Moreover, the “truth” is not necessarily clear-cut.  Parker observes that one problem with ‘objectivity’ is that, “objectivity is a socially relative concept.” Tellingly, the Society of Professional Journalists removed “objectivity” from its Code of Ethics in 1996.  While journalists have a duty to check the accuracy of facts, sometimes it is difficult to distinguish between fact and opinion. Rather than make too many such judgments, journalists often elect to give both sides coverage and move on.
Can Fact-Checkers Tip the Balance?
While the media may not fact-check aggressively, numerous websites have emerged to fill the void. Kathleen Hall Jamieson, head of FactCheck.org and Director of the Annenberg Public Policy Center, explained FactCheck.org’s policy to the HPR, stating that its goal was to, “Determine how the source justifies a claim and seek corroborative or disconfirming evidence.”  While fact-checkers are valuable, Jones believes they are, “providing a corrective that the reporter should have done himself.”
However, many of these organizations have themselves been accused of bias, which has created some familiar problems. Readers may not trust the fact-checkers, and thus politicians may not fear being criticized by them. McKinnon worries that hyper-partisanship means that being called out “can be a badge of honor.” For example, Romney pollster Neil Newhouse recently stated in response to pushback from fact-checkers over the welfare ads that, “we’re not going to let our campaign be dictated by fact-checkers.” Perhaps reacting to such accusations of bias, some fact-checkers are engaging in the same false balance already prevalent in mainstream news reporting.
Beyond Balance
Journalism is a highly competitive profession in which reporters race to crank out the latest news. Sorting through an issue to separate fact from fiction can be tricky and time-consuming, and in the current political climate, any reporter who appears even remotely biased faces pushback. Thus, it is easy to understand why many journalists hide behind he-said-she-said reporting.
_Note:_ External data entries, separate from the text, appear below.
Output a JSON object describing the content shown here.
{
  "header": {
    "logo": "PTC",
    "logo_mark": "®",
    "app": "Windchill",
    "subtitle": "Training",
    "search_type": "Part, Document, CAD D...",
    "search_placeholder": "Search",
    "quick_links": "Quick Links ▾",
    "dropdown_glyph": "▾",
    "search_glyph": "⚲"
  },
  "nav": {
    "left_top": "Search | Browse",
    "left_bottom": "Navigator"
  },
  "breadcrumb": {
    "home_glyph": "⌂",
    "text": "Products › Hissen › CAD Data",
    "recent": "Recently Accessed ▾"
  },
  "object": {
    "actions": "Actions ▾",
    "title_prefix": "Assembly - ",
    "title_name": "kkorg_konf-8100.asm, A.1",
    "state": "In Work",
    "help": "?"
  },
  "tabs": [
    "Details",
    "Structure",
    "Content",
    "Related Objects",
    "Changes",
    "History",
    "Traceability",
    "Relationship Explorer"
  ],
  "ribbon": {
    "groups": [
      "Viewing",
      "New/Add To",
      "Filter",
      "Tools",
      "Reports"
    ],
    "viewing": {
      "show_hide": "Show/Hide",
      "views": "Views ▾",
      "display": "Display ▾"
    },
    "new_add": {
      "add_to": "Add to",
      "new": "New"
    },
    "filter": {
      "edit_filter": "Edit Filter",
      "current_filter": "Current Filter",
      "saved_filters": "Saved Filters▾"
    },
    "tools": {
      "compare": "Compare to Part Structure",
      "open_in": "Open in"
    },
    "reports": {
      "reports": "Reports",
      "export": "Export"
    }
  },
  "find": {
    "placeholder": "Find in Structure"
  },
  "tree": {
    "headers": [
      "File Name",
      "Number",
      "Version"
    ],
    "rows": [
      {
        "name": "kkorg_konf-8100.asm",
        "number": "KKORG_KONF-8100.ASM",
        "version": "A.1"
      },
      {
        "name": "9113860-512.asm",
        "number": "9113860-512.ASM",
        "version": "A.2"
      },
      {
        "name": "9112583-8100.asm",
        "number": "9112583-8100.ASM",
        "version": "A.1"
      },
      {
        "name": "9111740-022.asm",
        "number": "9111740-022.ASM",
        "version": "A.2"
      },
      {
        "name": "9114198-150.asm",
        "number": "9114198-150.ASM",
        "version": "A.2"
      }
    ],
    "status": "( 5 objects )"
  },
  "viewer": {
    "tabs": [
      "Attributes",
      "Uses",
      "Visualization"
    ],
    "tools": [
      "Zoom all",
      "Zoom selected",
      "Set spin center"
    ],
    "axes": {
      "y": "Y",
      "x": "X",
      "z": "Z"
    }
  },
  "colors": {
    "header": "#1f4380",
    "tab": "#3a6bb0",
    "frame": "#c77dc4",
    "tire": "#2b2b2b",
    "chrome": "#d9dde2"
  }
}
However, when this happens they deprive readers of the opportunity to make an informed decision and allow politicians and interest groups to spread misinformation with little fear of consequence. Fact-checking organizations may help, but they tend to reach predominately high-information voters and have little effect on campaigns, which often ignore them or accuse them of bias. Until journalists themselves behave more like investigators and less like stenographers, politicians may see little disadvantage to dishonesty.